Spätestens mit der brutalen Niederschlagung der Gezi-Proteste, der
Aufkündigung des Friedensprozesses mit den Kurden sowie der Etablierung
seines Präsidialsystems verlor Erdoğan die Fähigkeit, mit der Gesellschaft
zu kommunizieren. Es bleiben ihm nur noch die Feindbilder: die Opposition
als Terroristenvereinigung, Gottlose, LGBTQ als Seuche und ein angeblicher
westlicher Imperialismus, der der Türkei an die Gurgel will.

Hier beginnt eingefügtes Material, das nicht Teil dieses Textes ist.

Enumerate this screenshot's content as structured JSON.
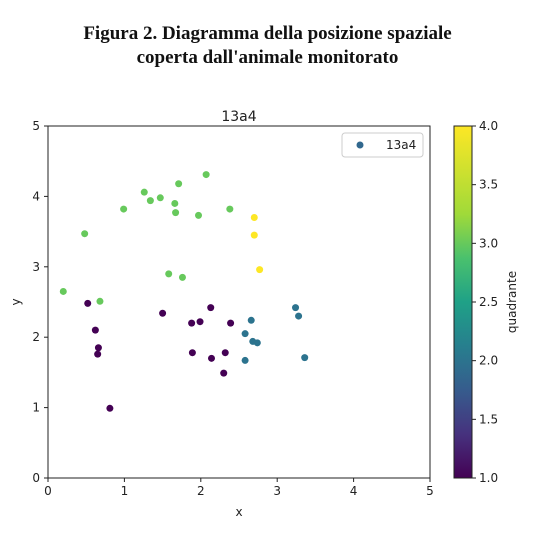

Diese Wahlen sind nun allerdings vorerst die letzte Möglichkeit, die
Ausfahrt noch zu nehmen. Hinein in ein Stückchen demokratische Normalität,
weg von einer totalitären Praxis, hin zu einem Politikverständnis, in dem
Kompromisse gefragt sind. Selbst in die kurdische Frage könnte dann wieder
Bewegung kommen.
Die Meinungsumfragen sehen Kılıçdaroğlu als Präsidentschaftskandidaten
vorne, doch dürfte weder Erdoğans Bündnis noch das Sechs-Parteien-Bündnis
der Opposition eine klare parlamentarische Mehrheit erlangen. Zünglein an
der Waage wäre dann die links-grüne Partei. Doch ob Tayyip Erdoğan eine
Niederlage überhaupt anerkennen würde? Innenminister Süleyman Soylu gab
bereits kund, verlorene Wahlen seien ein „politischer Putschversuch, um die
Türkei zu zerstören“.
Was Trump und Bolsonaro recht ist, dürfte Erdoğan nur billig sein.